Difference between plano-convex and biconvex lens

[klng]

Hi all,

I am implementing a lab activity for a 2 lens set-up that will serve as a simple telescope.

In the teacher's manual, it lists down 2 plano-convex lenses, with the 2 curved surfaces facing each other. The plane faces will respectively face the light source and the observer's eye.

A simple net search shows that regardless of which side (i.e. plane or curved) of the planoconvex lens is facing the light source, the point of convergence of the light rays will be the same on the opposite side of the lens.

Which then begs the following 2 questions, what then is the key difference(s) between a plano-convex lens and a biconvex lens? Will my 'telescope' fail to work if i use 2 biconvex lens instead?

Thanks in advance. Physics Forums rock!

 

[Lambduh]

It won't matter at all. For a set up like a simple telescope all that matters are the focal lengths of the lenses.

There shouldn't be much of a difference at all.

 

[Redbelly98]

Biconvex lenses will be worse than plano-convex in terms of spherical aberrations.

Using two plano-convex lenses, with the plane surfaces facing each other, would minimize spherical aberrations in a telescope. It seems the teacher's manual got it wrong, or the author was not considering aberrations when they made the telescope diagram.

 

[Andy Resnick]

Redbelly98's correct- the idea is to have each surface participate equally in the optical power of the combined instrument. For example, using a plano-convex singlet to expand and collimate a light coming out of a pinhole (a spatial filter), putting the plane side facing the collimated beam side will result in considerably more spherical aberration than placing the plane side towards the pinhole- in the first situation, the plae surface contributes zero optical power, while in the second it contributes power.

 

[klng]

Thanks a lot to all those who have applied. This forum is a great resource haven.

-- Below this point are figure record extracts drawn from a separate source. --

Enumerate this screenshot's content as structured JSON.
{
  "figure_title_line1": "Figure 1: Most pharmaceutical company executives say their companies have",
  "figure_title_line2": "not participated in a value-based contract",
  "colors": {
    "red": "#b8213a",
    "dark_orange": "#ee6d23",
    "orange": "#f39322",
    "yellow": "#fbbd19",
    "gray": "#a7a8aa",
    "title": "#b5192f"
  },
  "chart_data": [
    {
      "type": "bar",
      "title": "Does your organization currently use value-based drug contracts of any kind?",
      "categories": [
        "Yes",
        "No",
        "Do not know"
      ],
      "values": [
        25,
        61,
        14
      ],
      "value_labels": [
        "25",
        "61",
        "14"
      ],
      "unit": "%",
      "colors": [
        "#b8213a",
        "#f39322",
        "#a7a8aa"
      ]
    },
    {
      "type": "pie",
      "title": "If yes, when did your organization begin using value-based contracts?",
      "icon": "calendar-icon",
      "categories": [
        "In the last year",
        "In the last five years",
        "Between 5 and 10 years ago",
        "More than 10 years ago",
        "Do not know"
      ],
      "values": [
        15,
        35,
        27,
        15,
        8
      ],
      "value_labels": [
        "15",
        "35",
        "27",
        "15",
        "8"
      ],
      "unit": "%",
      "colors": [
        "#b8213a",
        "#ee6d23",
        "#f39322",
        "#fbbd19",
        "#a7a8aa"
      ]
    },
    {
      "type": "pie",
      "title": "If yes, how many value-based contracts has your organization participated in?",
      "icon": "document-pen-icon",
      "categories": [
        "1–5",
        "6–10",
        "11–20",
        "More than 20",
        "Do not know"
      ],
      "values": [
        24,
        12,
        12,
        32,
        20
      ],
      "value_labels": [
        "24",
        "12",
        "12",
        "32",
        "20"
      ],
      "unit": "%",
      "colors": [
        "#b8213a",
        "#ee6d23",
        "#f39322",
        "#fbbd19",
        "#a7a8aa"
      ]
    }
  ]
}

So to conclude, a better way to have a better telescope will be to have the 2 plane surfaces facing each other. The curved surfaces will then face the light source and the observer's eye respectively. Is this the right conclusion?

 

[Redbelly98]

Yes, that's right.

 

[Artie84]

What's written here is correct in many cases, but it is dependent on what your application is:

1. If your 'telescope' is for imaging distant objects:

In this case the object is near infinity and the incoming field can be considered nearly collimated. Plano-convex lenses are best, with flat surfaces facing the inside of the telescope. The goal is to have both sides of the lens active in deviating the light direction.

2. If your 'telescope' is being used for image relay of small, nearby objects about a focal distance away from the lenses:

Plano-convex is fine, but the flat surfaces should now be facing outward. If the magnification of this image relay system is close to 1:1, then the use of biconvex lenses will eliminate most abberation. If the magnification is far from 1:1, then biconvex lenses will make things worse.

In any case, orientation and use of plano-convex vs. biconvex lenses won't matter terribly much. You will still form a fine image so long as the lenses are the correct distance apart. These details only affect small distortions in the image.

 

[udayag]

hi to alll

I am new to this forum. I have small doubt regarding converging light beam. I have highly diverge light beam of diameter of 1cm. I want to focus or converge the light beam with the distance of 20cm.How can i achieve maximum focus without much loss? which type of lens shall i use?.

I planned to use of planoconvex lens. expecting the your earliest response guys

Thank you for your attention

 

[Artie84]

Hi Udayag,

This is probably not the right thread for your question, but I'll try to answer it anyway.

First, your question is not very clear. My guess is that you are trying to focus a large diverging beam, and you want the focus to be 20cm away from your lens.

If you are focusing a collimated beam, this is easy: Just use a 20cm focal length lens.

If you are focusing a diverging beam, it is more difficult. If you know where the previous focus is, you can use the lens equation, $$/frac{1}{f}=/frac{1}{d_o}+/frac{1}{d_i}$$ to determine the focal length. If not, you can try trial and error.

The most typical way to focus a diverging beam is in a "4-f system", meaning four focal lengths. This actually uses two lenses. The first lens collimates the diverging beam, and the second focuses it. This is used for systems where it is important to preserve the wavefront shape across distances. If your beam is a simple gaussian beam (the standard output of most solid-state lasers), you don't need to worry about the 4-f configuration.

Either way, to minimize loss you need to make sure you have an appropriate coating on your lens. An uncoated lens will typically give you 8% loss (a 4% reflection on both the front and back surfaces). It is standard to sell lenses with broadband coatings that reduce loss to less than 1% over a range of wavelengths.